Since no crisis has ever destroyed arts, I repeat this. This is why the arts are resisting today, especially artists, precisely because they are supplying themselves with new subjects, I would say, they are "suckling" from the other aspects of the crisis, namely its immoral side, the intolerable lawlessness, the state authoritarianism, the mechanisms of corruption, the human degradation, anger, poverty, hunger, suicide; from the incompetence of the government to stop this deadly move, perhaps because they are not directly affected - just like many others, who are defiantly visible among us, are not affected either. Arts, as I understand them, cannot lean on anything but human drama, whatever the mask of time or faces it uses, whatever form it takes or whatever theory it relies on. A lot of tragedies are happening around us, "a street novel is being written every day," as I say elsewhere.
- Your poems are included in the anthology "Daughters of Sappho: Contemporary Greek women poets," ([Tr.by]: Rae Dalven · Editor Rae Dalven. Rutherford: Fairleigh Dickinson University Press, 1994), among works of Greek women poets like M. Poliduri, Zoe Kareli, Rita Boumi - Pappa, Eleni Vakalo, Victoria Theodorou, Lydia Stephanou, Kiki Dimoula, Nana Isaiah, Zefi Daraki, Katerina Anghelaki Rooke, Pavlina Pampoudi, Jenny Mastoraki, Veroniki Dalakoura etc. How did the Anglo-Saxon readership respond to this edition?
- I have no idea of the fate of the anthology. However, I am surprised that you are asking me about it when my other novels have been translated into fifteen languages. I have no clear idea of them either although I have a direct interest in them. At first, I was informed but not about all translations, since when things have faded away, especially in recent years, when the Greeks have been perceived as second-class citizens and no one "wants to play with us," and the crisis has affected many countries. The translation of foreign authors into Greek has somewhat declined as well. As far as I know, the works of no contemporary Greek author other than the good crime novels by Petros Markaris have a lasting and active presence abroad.
I would, however, like to add the following: this does not matter. We write in Greek, we write about what we experience, but also about what rules our imaginations, our literature accurately measures our relative weight. The rest is either coming or not. So it does not matter.
In 2011 the Benaki Museum, at 138 Pireos Street, presented a major exhibition of marine artist Jean Altamouras (Italy, 1852 – Spetses, 1878), the son of the first Greek female painter of the 19th century, Eleni Boukoura – Altamouras, who broke many of the stereotypes and conventions of her time. In parallel with this exhibition, the National Film Archive screened a documentary (directed by Kleoni Flessa) on the life of Eleni Altamouras.
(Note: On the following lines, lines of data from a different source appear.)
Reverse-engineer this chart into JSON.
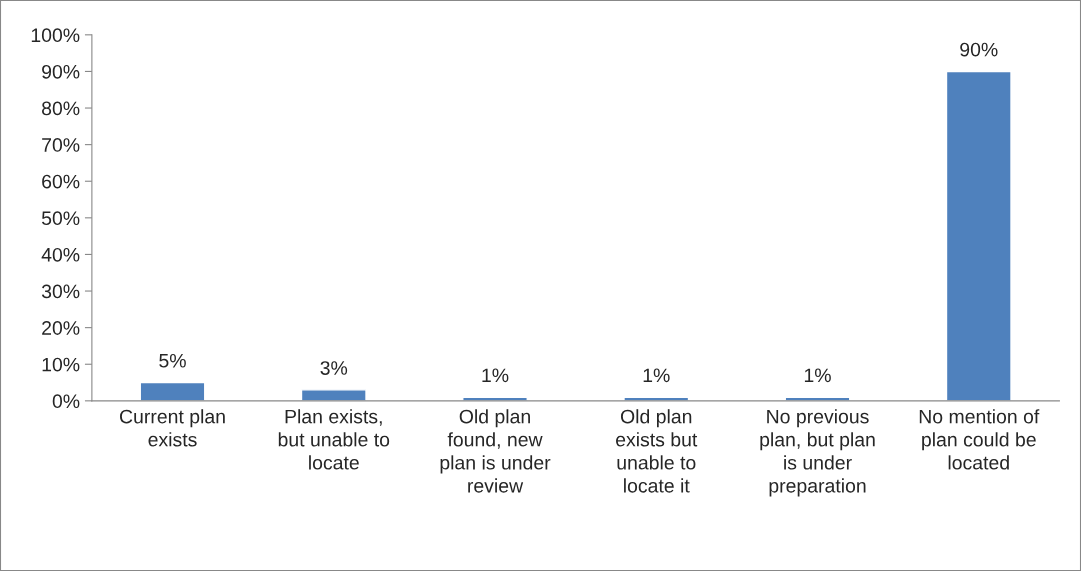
{
  "chart_data": {
    "type": "bar",
    "categories": [
      "Current plan exists",
      "Plan exists, but unable to locate",
      "Old plan found, new plan is under review",
      "Old plan exists but unable to locate it",
      "No previous plan, but plan is under preparation",
      "No mention of plan could be located"
    ],
    "values": [
      5,
      3,
      1,
      1,
      1,
      90
    ],
    "value_labels": [
      "5%",
      "3%",
      "1%",
      "1%",
      "1%",
      "90%"
    ],
    "color": "#4f81bd",
    "ylim": [
      0,
      100
    ],
    "yticks": [
      {
        "value": 0,
        "label": "0%"
      },
      {
        "value": 10,
        "label": "10%"
      },
      {
        "value": 20,
        "label": "20%"
      },
      {
        "value": 30,
        "label": "30%"
      },
      {
        "value": 40,
        "label": "40%"
      },
      {
        "value": 50,
        "label": "50%"
      },
      {
        "value": 60,
        "label": "60%"
      },
      {
        "value": 70,
        "label": "70%"
      },
      {
        "value": 80,
        "label": "80%"
      },
      {
        "value": 90,
        "label": "90%"
      },
      {
        "value": 100,
        "label": "100%"
      }
    ],
    "grid": false,
    "legend": false
  }
}
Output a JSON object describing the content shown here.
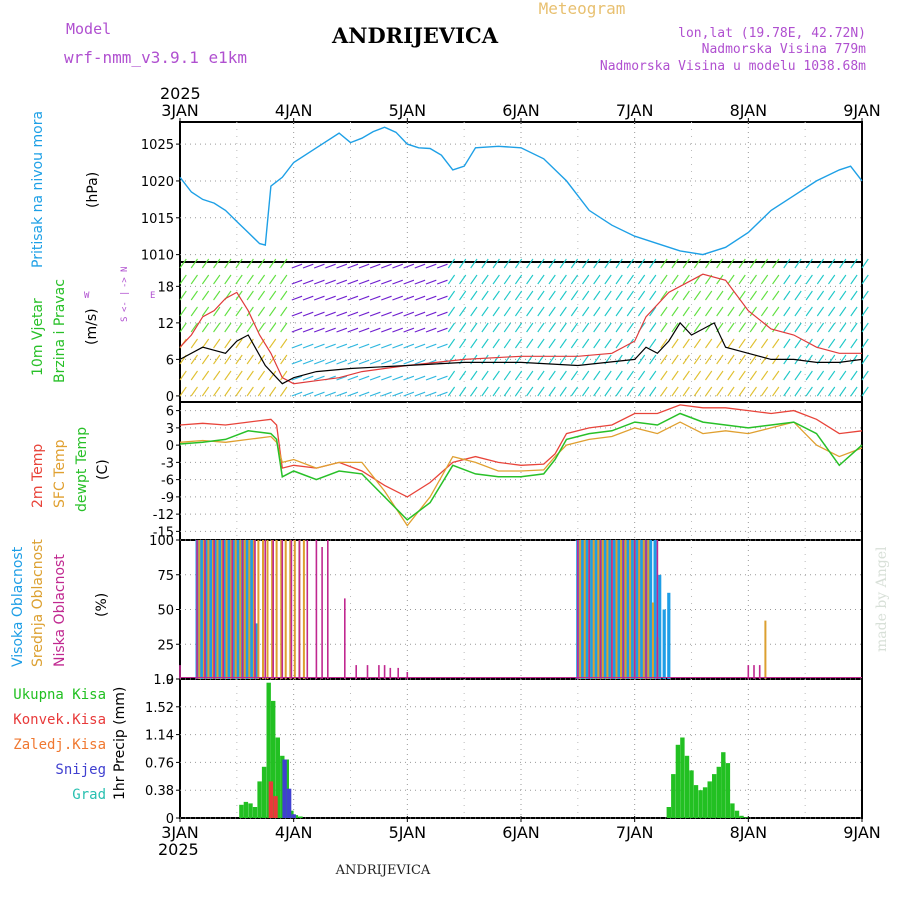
{
  "header": {
    "model_label": "Model",
    "model_name": "wrf-nmm_v3.9.1  e1km",
    "station": "ANDRIJEVICA",
    "product": "Meteogram",
    "lonlat": "lon,lat (19.78E, 42.72N)",
    "elevation": "Nadmorska Visina 779m",
    "model_elevation": "Nadmorska Visina u modelu 1038.68m",
    "footer": "ANDRIJEVICA",
    "credit": "made by Angel"
  },
  "colors": {
    "pressure": "#1ea0e6",
    "wind_speed": "#000000",
    "wind_gust": "#e03a3a",
    "t2m": "#e8443a",
    "sfc_temp": "#e0a030",
    "dewpt": "#28c028",
    "high_cloud": "#1e9ee6",
    "mid_cloud": "#dca030",
    "low_cloud": "#c02890",
    "total_precip": "#22c022",
    "conv_precip": "#e83a3a",
    "snow": "#4040d0",
    "model_label": "#b050d0"
  },
  "chart_data": [
    {
      "type": "line",
      "panel": "pressure",
      "title": "",
      "ylabel": [
        "Pritisak na nivou mora",
        "(hPa)"
      ],
      "x_ticks": [
        "3JAN",
        "4JAN",
        "5JAN",
        "6JAN",
        "7JAN",
        "8JAN",
        "9JAN"
      ],
      "x_year": "2025",
      "ylim": [
        1009,
        1028
      ],
      "y_ticks": [
        1010,
        1015,
        1020,
        1025
      ],
      "grid": true,
      "series": [
        {
          "x": [
            0,
            0.1,
            0.2,
            0.3,
            0.4,
            0.5,
            0.6,
            0.7,
            0.75,
            0.8,
            0.9,
            1.0,
            1.2,
            1.4,
            1.5,
            1.6,
            1.7,
            1.8,
            1.9,
            2.0,
            2.1,
            2.2,
            2.3,
            2.4,
            2.5,
            2.6,
            2.8,
            3.0,
            3.2,
            3.4,
            3.6,
            3.8,
            4.0,
            4.2,
            4.4,
            4.6,
            4.8,
            5.0,
            5.2,
            5.4,
            5.6,
            5.8,
            5.9,
            6.0
          ],
          "values": [
            1020.5,
            1018.5,
            1017.5,
            1017,
            1016,
            1014.5,
            1013,
            1011.5,
            1011.3,
            1019.3,
            1020.5,
            1022.5,
            1024.5,
            1026.5,
            1025.2,
            1025.8,
            1026.7,
            1027.3,
            1026.6,
            1025,
            1024.5,
            1024.4,
            1023.5,
            1021.5,
            1022,
            1024.5,
            1024.7,
            1024.5,
            1023,
            1020,
            1016,
            1014,
            1012.5,
            1011.5,
            1010.5,
            1010,
            1011,
            1013,
            1016,
            1018,
            1020,
            1021.5,
            1022,
            1020
          ]
        }
      ]
    },
    {
      "type": "line",
      "panel": "wind",
      "ylabel": [
        "10m Vjetar",
        "Brzina i Pravac",
        "(m/s)"
      ],
      "direction_legend": [
        "N",
        "<-",
        "|",
        "->",
        "S",
        "W",
        "E"
      ],
      "ylim": [
        -1,
        22
      ],
      "y_ticks": [
        0,
        6,
        12,
        18
      ],
      "series": [
        {
          "name": "wind speed",
          "x": [
            0,
            0.2,
            0.4,
            0.5,
            0.6,
            0.75,
            0.85,
            0.9,
            1.0,
            1.2,
            1.5,
            2.0,
            2.5,
            3.0,
            3.5,
            4.0,
            4.1,
            4.2,
            4.3,
            4.4,
            4.5,
            4.6,
            4.7,
            4.8,
            5.0,
            5.2,
            5.4,
            5.6,
            5.8,
            6.0
          ],
          "values": [
            6,
            8,
            7,
            9,
            10,
            5,
            3,
            2,
            3,
            4,
            4.5,
            5,
            5.5,
            5.5,
            5,
            6,
            8,
            7,
            9,
            12,
            10,
            11,
            12,
            8,
            7,
            6,
            6,
            5.5,
            5.5,
            6
          ]
        },
        {
          "name": "wind gust",
          "x": [
            0,
            0.1,
            0.2,
            0.3,
            0.4,
            0.5,
            0.6,
            0.7,
            0.8,
            0.9,
            1.0,
            1.2,
            1.4,
            1.6,
            1.8,
            2.0,
            2.5,
            3.0,
            3.5,
            3.8,
            4.0,
            4.1,
            4.3,
            4.5,
            4.6,
            4.8,
            5.0,
            5.2,
            5.4,
            5.6,
            5.8,
            6.0
          ],
          "values": [
            8,
            10,
            13,
            14,
            16,
            17,
            14,
            10,
            7,
            3,
            2,
            2.5,
            3,
            4,
            4.5,
            5,
            6,
            6.5,
            6.5,
            7,
            9,
            13,
            17,
            19,
            20,
            19,
            14,
            11,
            10,
            8,
            7,
            7
          ]
        }
      ]
    },
    {
      "type": "line",
      "panel": "temperature",
      "ylabel": [
        "2m Temp",
        "SFC Temp",
        "dewpt Temp",
        "(C)"
      ],
      "ylim": [
        -16.5,
        7.5
      ],
      "y_ticks": [
        6,
        3,
        0,
        -3,
        -6,
        -9,
        -12,
        -15
      ],
      "series": [
        {
          "name": "2m Temp",
          "x": [
            0,
            0.2,
            0.4,
            0.6,
            0.8,
            0.85,
            0.9,
            1.0,
            1.2,
            1.4,
            1.6,
            1.8,
            2.0,
            2.2,
            2.4,
            2.6,
            2.8,
            3.0,
            3.2,
            3.3,
            3.4,
            3.6,
            3.8,
            4.0,
            4.2,
            4.4,
            4.6,
            4.8,
            5.0,
            5.2,
            5.4,
            5.6,
            5.8,
            6.0
          ],
          "values": [
            3.5,
            3.8,
            3.5,
            4,
            4.5,
            3.5,
            -4,
            -3.5,
            -4,
            -3,
            -4.5,
            -7,
            -9,
            -6.5,
            -3,
            -2,
            -3,
            -3.5,
            -3.3,
            -1.5,
            2,
            3,
            3.5,
            5.5,
            5.5,
            7,
            6.5,
            6.5,
            6,
            5.5,
            6,
            4.5,
            2,
            2.5
          ]
        },
        {
          "name": "SFC Temp",
          "x": [
            0,
            0.2,
            0.4,
            0.6,
            0.8,
            0.85,
            0.9,
            1.0,
            1.2,
            1.4,
            1.6,
            1.8,
            2.0,
            2.2,
            2.4,
            2.6,
            2.8,
            3.0,
            3.2,
            3.3,
            3.4,
            3.6,
            3.8,
            4.0,
            4.2,
            4.4,
            4.6,
            4.8,
            5.0,
            5.2,
            5.4,
            5.6,
            5.8,
            6.0
          ],
          "values": [
            0.5,
            0.8,
            0.5,
            1,
            1.5,
            0.5,
            -3,
            -2.5,
            -4,
            -3,
            -3,
            -8,
            -14,
            -9,
            -2,
            -3,
            -4.5,
            -4.5,
            -4.3,
            -2,
            0,
            1,
            1.5,
            3,
            2,
            4,
            2,
            2.5,
            2,
            3,
            4,
            0,
            -2,
            -0.5
          ]
        },
        {
          "name": "dewpt Temp",
          "x": [
            0,
            0.2,
            0.4,
            0.6,
            0.8,
            0.85,
            0.9,
            1.0,
            1.2,
            1.4,
            1.6,
            1.8,
            2.0,
            2.2,
            2.4,
            2.6,
            2.8,
            3.0,
            3.2,
            3.3,
            3.4,
            3.6,
            3.8,
            4.0,
            4.2,
            4.4,
            4.6,
            4.8,
            5.0,
            5.2,
            5.4,
            5.6,
            5.8,
            6.0
          ],
          "values": [
            0.2,
            0.5,
            1,
            2.5,
            2,
            1,
            -5.5,
            -4.5,
            -6,
            -4.5,
            -5,
            -9,
            -13,
            -10,
            -3.5,
            -5,
            -5.5,
            -5.5,
            -5,
            -2.5,
            1,
            2,
            2.5,
            4,
            3.5,
            5.5,
            4,
            3.5,
            3,
            3.5,
            4,
            2,
            -3.5,
            0
          ]
        }
      ]
    },
    {
      "type": "bar",
      "panel": "cloud",
      "ylabel": [
        "Visoka Oblacnost",
        "Srednja Oblacnost",
        "Niska Oblacnost",
        "(%)"
      ],
      "ylim": [
        0,
        100
      ],
      "y_ticks": [
        0,
        25,
        50,
        75,
        100
      ],
      "series": [
        {
          "name": "Visoka Oblacnost",
          "x": [
            0.15,
            0.19,
            0.23,
            0.27,
            0.31,
            0.35,
            0.39,
            0.43,
            0.47,
            0.51,
            0.55,
            0.59,
            0.63,
            0.67,
            3.5,
            3.54,
            3.58,
            3.62,
            3.66,
            3.7,
            3.74,
            3.78,
            3.82,
            3.86,
            3.9,
            3.94,
            3.98,
            4.02,
            4.06,
            4.1,
            4.14,
            4.18,
            4.22,
            4.26,
            4.3
          ],
          "values": [
            100,
            100,
            100,
            100,
            100,
            100,
            100,
            100,
            100,
            100,
            100,
            100,
            100,
            40,
            100,
            100,
            100,
            100,
            100,
            100,
            100,
            100,
            100,
            100,
            100,
            100,
            100,
            100,
            100,
            100,
            100,
            100,
            75,
            50,
            62
          ]
        },
        {
          "name": "Srednja Oblacnost",
          "x": [
            0.17,
            0.21,
            0.25,
            0.29,
            0.33,
            0.37,
            0.41,
            0.45,
            0.49,
            0.53,
            0.57,
            0.61,
            0.65,
            0.69,
            0.73,
            0.77,
            0.81,
            0.85,
            0.89,
            0.93,
            0.97,
            1.01,
            1.05,
            1.09,
            3.52,
            3.56,
            3.6,
            3.64,
            3.68,
            3.72,
            3.76,
            3.8,
            3.84,
            3.88,
            3.92,
            3.96,
            4.0,
            4.04,
            4.08,
            4.12,
            4.16,
            4.2,
            5.15
          ],
          "values": [
            100,
            100,
            100,
            100,
            100,
            100,
            100,
            100,
            100,
            100,
            100,
            100,
            100,
            100,
            100,
            100,
            100,
            100,
            100,
            100,
            100,
            100,
            100,
            100,
            100,
            100,
            100,
            100,
            100,
            100,
            100,
            100,
            100,
            100,
            100,
            100,
            100,
            100,
            100,
            100,
            55,
            30,
            42
          ]
        },
        {
          "name": "Niska Oblacnost",
          "x": [
            0.0,
            0.15,
            0.22,
            0.3,
            0.38,
            0.46,
            0.55,
            0.66,
            0.75,
            0.82,
            0.9,
            0.98,
            1.05,
            1.12,
            1.2,
            1.25,
            1.3,
            1.45,
            1.55,
            1.65,
            1.75,
            1.8,
            1.85,
            1.92,
            2.0,
            3.5,
            3.6,
            3.7,
            3.8,
            3.9,
            4.0,
            4.1,
            4.2,
            5.0,
            5.05,
            5.1
          ],
          "values": [
            10,
            100,
            100,
            100,
            100,
            100,
            100,
            100,
            100,
            100,
            100,
            100,
            100,
            100,
            100,
            95,
            100,
            58,
            10,
            10,
            10,
            10,
            8,
            8,
            5,
            100,
            100,
            100,
            100,
            100,
            100,
            100,
            100,
            10,
            10,
            10
          ]
        }
      ]
    },
    {
      "type": "bar",
      "panel": "precip",
      "ylabel": [
        "1hr Precip (mm)"
      ],
      "legend": [
        "Ukupna Kisa",
        "Konvek.Kisa",
        "Zaledj.Kisa",
        "Snijeg",
        "Grad"
      ],
      "ylim": [
        0,
        1.9
      ],
      "y_ticks": [
        0,
        0.38,
        0.76,
        1.14,
        1.52,
        1.9
      ],
      "y_tick_labels": [
        "0",
        "0.38",
        "0.76",
        "1.14",
        "1.52",
        "1.9"
      ],
      "x_ticks": [
        "3JAN",
        "4JAN",
        "5JAN",
        "6JAN",
        "7JAN",
        "8JAN",
        "9JAN"
      ],
      "x_year": "2025",
      "series": [
        {
          "name": "Ukupna Kisa",
          "x": [
            0.54,
            0.58,
            0.62,
            0.66,
            0.7,
            0.74,
            0.78,
            0.82,
            0.86,
            0.9,
            0.94,
            0.98,
            1.02,
            1.06,
            4.3,
            4.34,
            4.38,
            4.42,
            4.46,
            4.5,
            4.54,
            4.58,
            4.62,
            4.66,
            4.7,
            4.74,
            4.78,
            4.82,
            4.86,
            4.9,
            4.94,
            4.98
          ],
          "values": [
            0.18,
            0.22,
            0.2,
            0.15,
            0.5,
            0.7,
            1.85,
            1.6,
            1.1,
            0.85,
            0.8,
            0.1,
            0.04,
            0.02,
            0.15,
            0.6,
            1.0,
            1.1,
            0.85,
            0.65,
            0.45,
            0.38,
            0.42,
            0.5,
            0.6,
            0.7,
            0.9,
            0.75,
            0.2,
            0.1,
            0.03,
            0.01
          ]
        },
        {
          "name": "Konvek.Kisa",
          "x": [
            0.8,
            0.84
          ],
          "values": [
            0.5,
            0.3
          ]
        },
        {
          "name": "Snijeg",
          "x": [
            0.92,
            0.96,
            1.0
          ],
          "values": [
            0.8,
            0.4,
            0.05
          ]
        }
      ]
    }
  ]
}
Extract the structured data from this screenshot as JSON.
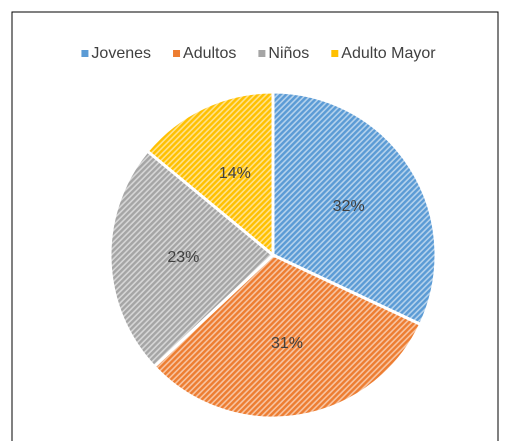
{
  "chart_data": {
    "type": "pie",
    "categories": [
      "Jovenes",
      "Adultos",
      "Niños",
      "Adulto Mayor"
    ],
    "values": [
      32,
      31,
      23,
      14
    ],
    "value_labels": [
      "32%",
      "31%",
      "23%",
      "14%"
    ],
    "colors": [
      "#5b9bd5",
      "#ed7d31",
      "#a5a5a5",
      "#ffc000"
    ],
    "legend": "top"
  }
}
She is the daughter of Ioannis Boukouras, a hero of the Greek Liberation Revolution of 1821, a ship-owner from the Island of Spetses, who had provided part of his wealth for the national struggle. Eleni studied painting in Rome and Florence while living in Italy with her husband, Italian painter Saverio Altamouras, and took part in the revolutionary uprising for the unification of Italy. Is this cinema biography shedding enough light on the creative, poetic and revolutionary way in which this woman and pioneer artist lived her life? What is the aspect from which you have recreated Eleni Altamouras’ life in your novel "Eleni, or Nobody?" Is this title a reference to the answer given by Odysseus to the Cyclops when he asks, "Who are you?" and the clever hero of Ithaca replies "Nobody" ("Ούτις")?
- My novel preceded the film. They differ as you have found out and this is natural. The difference can be seen from the title which actually refers to "Ούτις", to "Nobody", Odysseus’ reply to the Cyclops. That is, differences can be established at the multiple levels which that novel contains.